Is it wrong that I like this cranked almost all the way up?
I think the feeling of sag is what initially attracted me to my first tube amp. I liken it to a kind of resonance between the player and his/her mind. It reminds me of some ridiculous but liked leads I came up with using a delay, with the dry signal turned off. The slight, or not so slight lag time induces a creativity that I can't explain, but its like some sort of "auditioning process" that stimulates me to add nuances to the notes I'm holding, or to hear things in a way.
But unlike with the dry-off delay stuff, which works better at more than 100 ms, for me the sag effect breathes, and I still get reasonably little of an actual latency effect, but it seems that there is sort of a textured latency unevenly applied to various parts of the tone. I have no idea what this would look like graphed out.

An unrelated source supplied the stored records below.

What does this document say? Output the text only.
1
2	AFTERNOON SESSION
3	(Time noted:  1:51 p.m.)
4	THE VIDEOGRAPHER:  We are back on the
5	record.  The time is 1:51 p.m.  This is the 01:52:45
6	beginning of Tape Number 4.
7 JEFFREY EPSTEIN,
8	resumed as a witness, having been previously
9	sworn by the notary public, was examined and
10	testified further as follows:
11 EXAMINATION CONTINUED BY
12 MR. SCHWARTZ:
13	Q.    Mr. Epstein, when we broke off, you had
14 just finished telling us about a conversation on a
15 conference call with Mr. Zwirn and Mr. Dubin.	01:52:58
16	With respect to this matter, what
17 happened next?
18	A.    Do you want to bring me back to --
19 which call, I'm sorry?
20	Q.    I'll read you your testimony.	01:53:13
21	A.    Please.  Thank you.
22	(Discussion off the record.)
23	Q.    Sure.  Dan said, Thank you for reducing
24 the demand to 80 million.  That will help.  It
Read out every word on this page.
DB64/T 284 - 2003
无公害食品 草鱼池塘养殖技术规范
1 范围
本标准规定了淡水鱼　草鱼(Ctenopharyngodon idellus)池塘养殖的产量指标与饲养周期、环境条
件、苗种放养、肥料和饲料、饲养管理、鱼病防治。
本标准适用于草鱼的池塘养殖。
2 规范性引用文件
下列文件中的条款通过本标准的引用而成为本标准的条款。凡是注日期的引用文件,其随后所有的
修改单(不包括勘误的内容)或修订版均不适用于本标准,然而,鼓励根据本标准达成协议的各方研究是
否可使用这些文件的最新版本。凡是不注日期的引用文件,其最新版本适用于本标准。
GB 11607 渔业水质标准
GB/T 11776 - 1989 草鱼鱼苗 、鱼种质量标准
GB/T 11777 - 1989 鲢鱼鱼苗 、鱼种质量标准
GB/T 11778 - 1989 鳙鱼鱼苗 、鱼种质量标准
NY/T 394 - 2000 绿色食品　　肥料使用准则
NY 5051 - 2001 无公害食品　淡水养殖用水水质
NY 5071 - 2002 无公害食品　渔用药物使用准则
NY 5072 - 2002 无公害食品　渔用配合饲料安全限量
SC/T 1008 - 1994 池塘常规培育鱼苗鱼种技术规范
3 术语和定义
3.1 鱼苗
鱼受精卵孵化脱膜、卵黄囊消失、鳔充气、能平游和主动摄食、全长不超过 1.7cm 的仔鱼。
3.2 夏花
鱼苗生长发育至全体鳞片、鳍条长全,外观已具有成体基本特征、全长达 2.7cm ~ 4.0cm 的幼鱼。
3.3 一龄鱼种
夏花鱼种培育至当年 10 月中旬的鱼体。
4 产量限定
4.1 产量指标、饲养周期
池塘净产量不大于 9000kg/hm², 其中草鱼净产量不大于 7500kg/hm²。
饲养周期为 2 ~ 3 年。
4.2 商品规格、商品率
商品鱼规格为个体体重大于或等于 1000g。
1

A sustain pedal on a piano also has this effect of heightening my creativity. But with the guitar and sag its different - it nurtures creativity also, but its more of a melting of the "idea you thought you had" into something different, whereas with sustain on a piano (and long, eg cavernous, reverb on a guitar?) its sort of a wide open palette that sticks musical paint to one, and so doesn't so nicely keep moving out of your way after it inspires you.

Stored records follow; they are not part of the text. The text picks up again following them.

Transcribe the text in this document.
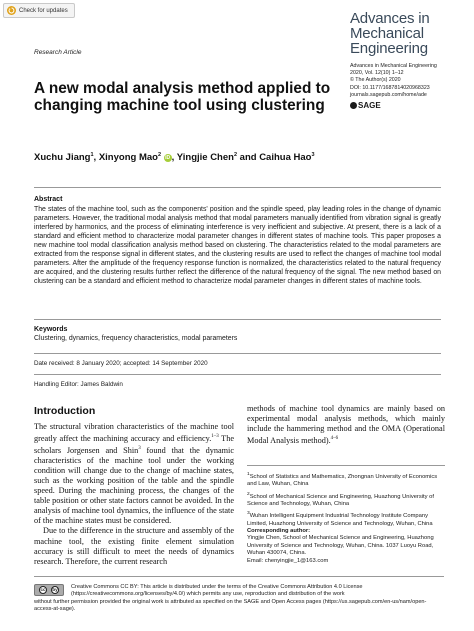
Check for updates	Advances in
Mechanical
Engineering
Advances in Mechanical Engineering
2020, Vol. 12(10) 1–12
© The Author(s) 2020
DOI: 10.1177/1687814020968323
journals.sagepub.com/home/ade
SAGE
Research Article
A new modal analysis method applied to changing machine tool using clustering
Xuchu Jiang$^1$, Xinyong Mao$^2$ iD , Yingjie Chen$^2$ and Caihua Hao$^3$
Abstract

The states of the machine tool, such as the components' position and the spindle speed, play leading roles in the change of dynamic parameters. However, the traditional modal analysis method that modal parameters manually identified from vibration signal is greatly interfered by harmonics, and the process of eliminating interference is very inefficient and subjective. At present, there is a lack of a standard and efficient method to characterize modal parameter changes in different states of machine tools. This paper proposes a new machine tool modal classification analysis method based on clustering. The characteristics related to the modal parameters are extracted from the response signal in different states, and the clustering results are used to reflect the changes of machine tool modal parameters. After the amplitude of the frequency response function is normalized, the characteristics related to the natural frequency are acquired, and the clustering results further reflect the difference of the natural frequency of the signal. The new method based on clustering can be a standard and efficient method to characterize modal parameter changes in different states of machine tools.

Keywords

Clustering, dynamics, frequency characteristics, modal parameters

Date received: 8 January 2020; accepted: 14 September 2020
Handling Editor: James Baldwin
Introduction

The structural vibration characteristics of the machine tool greatly affect the machining accuracy and efficiency.$^{1-3}$ The scholars Jorgensen and Shin$^3$ found that the dynamic characteristics of the machine tool under the working condition will change due to the change of machine states, such as the working position of the table and the spindle speed. During the machining process, the changes of the table position or other state factors cannot be avoided. In the analysis of machine tool dynamics, the influence of the state of the machine states must be considered.

Due to the difference in the structure and assembly of the machine tool, the existing finite element simulation accuracy is still difficult to meet the needs of dynamics research. Therefore, the current research

methods of machine tool dynamics are mainly based on experimental modal analysis methods, which mainly include the hammering method and the OMA (Operational Modal Analysis method).$^{4-6}$

$^1$School of Statistics and Mathematics, Zhongnan University of Economics and Law, Wuhan, China
$^2$School of Mechanical Science and Engineering, Huazhong University of Science and Technology, Wuhan, China
$^3$Wuhan Intelligent Equipment Industrial Technology Institute Company Limited, Huazhong University of Science and Technology, Wuhan, China
Corresponding author:
Yingjie Chen, School of Mechanical Science and Engineering, Huazhong University of Science and Technology, Wuhan, China. 1037 Luoyu Road, Wuhan 430074, China.
Email: chenyingjie_1@163.com
cc	by	Creative Commons CC BY: This article is distributed under the terms of the Creative Commons Attribution 4.0 License (https://creativecommons.org/licenses/by/4.0/) which permits any use, reproduction and distribution of the work
without further permission provided the original work is attributed as specified on the SAGE and Open Access pages (https://us.sagepub.com/en-us/nam/open-access-at-sage).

During a lot of fast shred lines there may be no chance or need for this kind of creativity, that involves slight changes in dynamics, pressure, vibrato and such. With them I suppose its better that the intensity of the line is conceived of fully, moment by moment, and that's okay.
Its the "between the moments", or overlapping effect of sag that I like.
Frank Marino comes up with insanely good note bends and ideas because he gives himself a lot more room to breath within "the time", and I suppose its similar for me with sag.
On a lot of medium or lower gain sounds I usually like sag very high, and for me there is no longer any shame, although when I had my Ultra I did use to wonder what was wrong with me.